Horseplay wrote: Some people don't have the option of keeping a home base AND stick their baby toe in the water, they have to just grab their nose and cannon ball in! So, researching is important to some. They can't just buy their way out of a "oops" decision.
My parents were full timers before the word was invented! LOL
They started their marriage out in one, and my moms ended as one. Is how I ended up moving to NC from NY when she got ill. But they also could do it with leaning on family to hold the home base together (care for house, mail, pay their bills, health care wasn't a issue, etc.)
They didn't have all the sissy fluff of services full timers of today have! Mail services, internet, etc
That's true. I never said it was easy making the transition. All I said was, it's a choice. This life has costs, too. So if you can afford to do this, you could probably also afford to do something else. Millions of people don't own an RV OR a SB at all, and would think you have a lot if you own either one at all. They keep sucking up oxygen and making babies, so I think we can assume it's survivable?
My folks did like yours, but as a military family. What I saw was the park model give way to a TT. The same TT we full-timed in become a weekender thing, then became a full-time thing again. Same box. Those were people who owned a TT but never thought of it as camping. They would go tent camping to do that, thinking owning a TT at all was a 'sissy' thing. Relying on family was a big maybe, because they might be a couple thousand miles away. Letters were written. A long distance call was an event that usually meant a birth or a death - or that somebody far away was way more drink than they thunk, lol. (Always that one aunt.)

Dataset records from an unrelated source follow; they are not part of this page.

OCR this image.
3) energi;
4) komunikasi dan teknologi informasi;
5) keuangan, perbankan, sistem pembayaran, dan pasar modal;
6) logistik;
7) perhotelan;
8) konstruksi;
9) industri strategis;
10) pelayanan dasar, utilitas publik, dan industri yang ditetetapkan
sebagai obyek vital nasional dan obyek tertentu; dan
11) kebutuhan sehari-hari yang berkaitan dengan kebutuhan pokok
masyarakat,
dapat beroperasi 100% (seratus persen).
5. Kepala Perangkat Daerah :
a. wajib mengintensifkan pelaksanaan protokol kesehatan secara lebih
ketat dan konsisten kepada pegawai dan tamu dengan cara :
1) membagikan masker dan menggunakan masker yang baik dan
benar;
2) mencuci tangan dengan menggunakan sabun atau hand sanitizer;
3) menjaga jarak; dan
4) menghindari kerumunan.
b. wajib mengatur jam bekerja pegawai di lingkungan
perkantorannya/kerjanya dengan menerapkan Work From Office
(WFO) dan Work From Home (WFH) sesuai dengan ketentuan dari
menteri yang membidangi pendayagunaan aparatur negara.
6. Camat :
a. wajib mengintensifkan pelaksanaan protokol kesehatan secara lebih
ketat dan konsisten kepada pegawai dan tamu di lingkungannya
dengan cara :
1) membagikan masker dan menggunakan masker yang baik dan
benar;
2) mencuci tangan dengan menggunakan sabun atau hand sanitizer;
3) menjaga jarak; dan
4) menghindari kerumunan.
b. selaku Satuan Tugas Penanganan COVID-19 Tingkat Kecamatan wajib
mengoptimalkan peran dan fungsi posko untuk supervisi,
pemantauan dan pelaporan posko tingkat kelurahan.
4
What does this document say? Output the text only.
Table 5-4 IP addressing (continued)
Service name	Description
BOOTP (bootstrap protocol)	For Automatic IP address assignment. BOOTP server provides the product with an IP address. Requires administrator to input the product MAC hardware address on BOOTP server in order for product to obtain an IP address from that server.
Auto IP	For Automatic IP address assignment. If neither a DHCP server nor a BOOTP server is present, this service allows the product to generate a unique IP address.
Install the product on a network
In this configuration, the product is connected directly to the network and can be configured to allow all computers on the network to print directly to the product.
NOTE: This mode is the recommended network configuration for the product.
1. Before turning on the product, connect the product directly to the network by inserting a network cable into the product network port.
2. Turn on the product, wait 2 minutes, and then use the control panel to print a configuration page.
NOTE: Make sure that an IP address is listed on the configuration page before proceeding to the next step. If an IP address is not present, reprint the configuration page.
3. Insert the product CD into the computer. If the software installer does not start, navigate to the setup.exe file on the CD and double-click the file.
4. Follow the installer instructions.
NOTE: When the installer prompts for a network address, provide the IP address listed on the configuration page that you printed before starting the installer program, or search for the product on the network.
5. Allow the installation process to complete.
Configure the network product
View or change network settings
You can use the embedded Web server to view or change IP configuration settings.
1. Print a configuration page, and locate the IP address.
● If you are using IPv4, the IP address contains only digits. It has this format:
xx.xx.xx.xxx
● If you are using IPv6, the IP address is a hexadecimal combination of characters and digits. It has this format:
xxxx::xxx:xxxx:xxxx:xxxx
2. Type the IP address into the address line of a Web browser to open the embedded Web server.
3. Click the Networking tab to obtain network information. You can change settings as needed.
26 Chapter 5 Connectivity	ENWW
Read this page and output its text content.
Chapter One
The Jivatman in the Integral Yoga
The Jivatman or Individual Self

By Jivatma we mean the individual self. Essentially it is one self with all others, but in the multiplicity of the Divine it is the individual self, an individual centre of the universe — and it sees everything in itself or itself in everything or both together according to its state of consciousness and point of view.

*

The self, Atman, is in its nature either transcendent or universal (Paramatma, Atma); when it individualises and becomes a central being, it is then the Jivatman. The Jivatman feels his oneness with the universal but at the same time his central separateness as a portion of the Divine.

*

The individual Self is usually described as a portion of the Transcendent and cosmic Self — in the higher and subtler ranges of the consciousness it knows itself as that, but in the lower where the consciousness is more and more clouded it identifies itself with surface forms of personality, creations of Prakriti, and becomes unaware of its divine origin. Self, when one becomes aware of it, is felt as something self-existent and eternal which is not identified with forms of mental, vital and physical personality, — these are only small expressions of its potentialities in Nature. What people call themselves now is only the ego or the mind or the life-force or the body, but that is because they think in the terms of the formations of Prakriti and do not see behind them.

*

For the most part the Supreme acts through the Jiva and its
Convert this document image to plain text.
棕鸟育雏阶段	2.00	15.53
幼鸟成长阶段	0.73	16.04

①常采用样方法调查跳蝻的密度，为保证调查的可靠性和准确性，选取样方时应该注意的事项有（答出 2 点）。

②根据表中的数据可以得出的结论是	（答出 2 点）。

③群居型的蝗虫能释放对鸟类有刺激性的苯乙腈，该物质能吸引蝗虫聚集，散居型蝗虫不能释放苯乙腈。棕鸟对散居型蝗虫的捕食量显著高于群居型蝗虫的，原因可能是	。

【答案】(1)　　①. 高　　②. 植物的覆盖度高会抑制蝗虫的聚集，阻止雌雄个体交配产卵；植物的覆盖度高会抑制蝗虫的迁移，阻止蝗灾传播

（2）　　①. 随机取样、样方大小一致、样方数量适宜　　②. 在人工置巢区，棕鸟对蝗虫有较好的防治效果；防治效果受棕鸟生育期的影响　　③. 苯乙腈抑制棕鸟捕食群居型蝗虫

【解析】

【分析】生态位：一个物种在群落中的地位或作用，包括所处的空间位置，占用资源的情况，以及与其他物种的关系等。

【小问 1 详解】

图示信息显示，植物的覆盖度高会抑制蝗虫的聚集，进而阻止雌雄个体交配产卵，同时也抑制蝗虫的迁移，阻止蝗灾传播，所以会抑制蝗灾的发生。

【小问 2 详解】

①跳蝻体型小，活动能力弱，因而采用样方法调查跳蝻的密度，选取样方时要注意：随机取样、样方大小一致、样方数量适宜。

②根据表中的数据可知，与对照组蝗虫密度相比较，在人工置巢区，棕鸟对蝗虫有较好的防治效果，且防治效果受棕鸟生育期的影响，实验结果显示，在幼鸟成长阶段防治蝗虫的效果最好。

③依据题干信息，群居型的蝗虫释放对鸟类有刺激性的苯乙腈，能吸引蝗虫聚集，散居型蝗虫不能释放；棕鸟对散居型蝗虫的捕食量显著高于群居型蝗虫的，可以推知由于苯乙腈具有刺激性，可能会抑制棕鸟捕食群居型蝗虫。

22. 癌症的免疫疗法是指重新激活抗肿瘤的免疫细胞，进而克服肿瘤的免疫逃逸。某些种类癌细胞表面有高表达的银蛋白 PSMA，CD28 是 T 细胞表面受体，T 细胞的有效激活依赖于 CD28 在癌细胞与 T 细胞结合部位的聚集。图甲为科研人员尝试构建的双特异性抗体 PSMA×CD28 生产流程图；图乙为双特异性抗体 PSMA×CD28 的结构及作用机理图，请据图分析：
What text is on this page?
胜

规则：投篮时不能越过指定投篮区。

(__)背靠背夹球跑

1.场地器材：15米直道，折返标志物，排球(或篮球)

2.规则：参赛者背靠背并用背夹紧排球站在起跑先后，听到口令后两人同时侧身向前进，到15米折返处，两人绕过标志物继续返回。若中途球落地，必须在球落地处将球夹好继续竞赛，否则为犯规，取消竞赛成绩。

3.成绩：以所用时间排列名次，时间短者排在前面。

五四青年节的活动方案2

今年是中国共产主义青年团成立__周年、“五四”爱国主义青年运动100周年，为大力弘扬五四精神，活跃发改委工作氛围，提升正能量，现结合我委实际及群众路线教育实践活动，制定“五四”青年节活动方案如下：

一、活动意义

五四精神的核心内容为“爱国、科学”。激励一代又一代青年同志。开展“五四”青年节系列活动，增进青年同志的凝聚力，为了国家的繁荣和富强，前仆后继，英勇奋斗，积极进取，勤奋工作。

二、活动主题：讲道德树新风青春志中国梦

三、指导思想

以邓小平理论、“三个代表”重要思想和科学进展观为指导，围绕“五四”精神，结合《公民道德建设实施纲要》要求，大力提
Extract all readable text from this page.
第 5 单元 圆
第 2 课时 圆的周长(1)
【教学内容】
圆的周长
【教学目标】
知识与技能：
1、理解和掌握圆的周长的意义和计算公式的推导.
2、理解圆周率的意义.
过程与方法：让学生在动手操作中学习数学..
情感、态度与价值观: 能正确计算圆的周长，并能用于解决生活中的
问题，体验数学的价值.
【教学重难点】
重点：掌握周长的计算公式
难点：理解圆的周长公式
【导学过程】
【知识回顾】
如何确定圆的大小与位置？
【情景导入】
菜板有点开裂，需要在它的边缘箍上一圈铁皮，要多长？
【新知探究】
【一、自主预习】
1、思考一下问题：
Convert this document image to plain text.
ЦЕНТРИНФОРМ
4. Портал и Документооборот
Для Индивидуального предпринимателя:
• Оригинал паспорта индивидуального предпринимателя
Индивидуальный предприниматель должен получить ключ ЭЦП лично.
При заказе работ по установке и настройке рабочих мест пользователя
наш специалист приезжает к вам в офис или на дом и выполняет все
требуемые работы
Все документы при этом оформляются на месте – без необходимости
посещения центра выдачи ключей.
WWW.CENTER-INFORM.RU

Maybe there aren't a whole lot of people around who ever lived it that way, so it seems less flexible or more romantic to them. But if I learned it as a mere rug rat, then anyone could learn it. It's not a should or shouldn't. It's a yes or no.
It's definitely not the money thing. How could we say that? There are people who do it because they have lots of cash, and people who do it because they don't have lots of cash. One side says it's all falling apart due to hard times, the other says the streets are filled with urban campers. One says it's a magnificent adventure, the other says it's a national tragedy - just don't park in my hood. You think either one sees much further than their own windshield? I sure as heck don't! A guy says he wants to fulltime - and...it doesn't mean anything, because we have almost NO clue what he thinks that means. And since he hasn't actually done it yet, he has no way of deciding what the answers mean, either.
OP - you wanna fill in the blanks a little? What is that picture you have in your head? What is it YOU are worried you would dislike or not be able to handle?
Hey guys, I hooked into this thread because hubby and I are seriously thinking about taking the plunge. We are rid of house, farm, kids and now renting a condo. We are now researching what type of rig we want to do this with.
I was born with a gypsy soul. Hubby travels all the time for business anyhow. I feel stuck at home looking at the same darn back yard (ugly where we are renting) and we jokingly call me "the keeper of the stuff" and I don't want to be!
I am the one that would be taking care of the traveling home! Hooking up with him in his territory from Maryland to FL but often has to fly all over the states. It would be to his advantage on the road to not have to keep treking back to the NC east coast home base other than our children live here.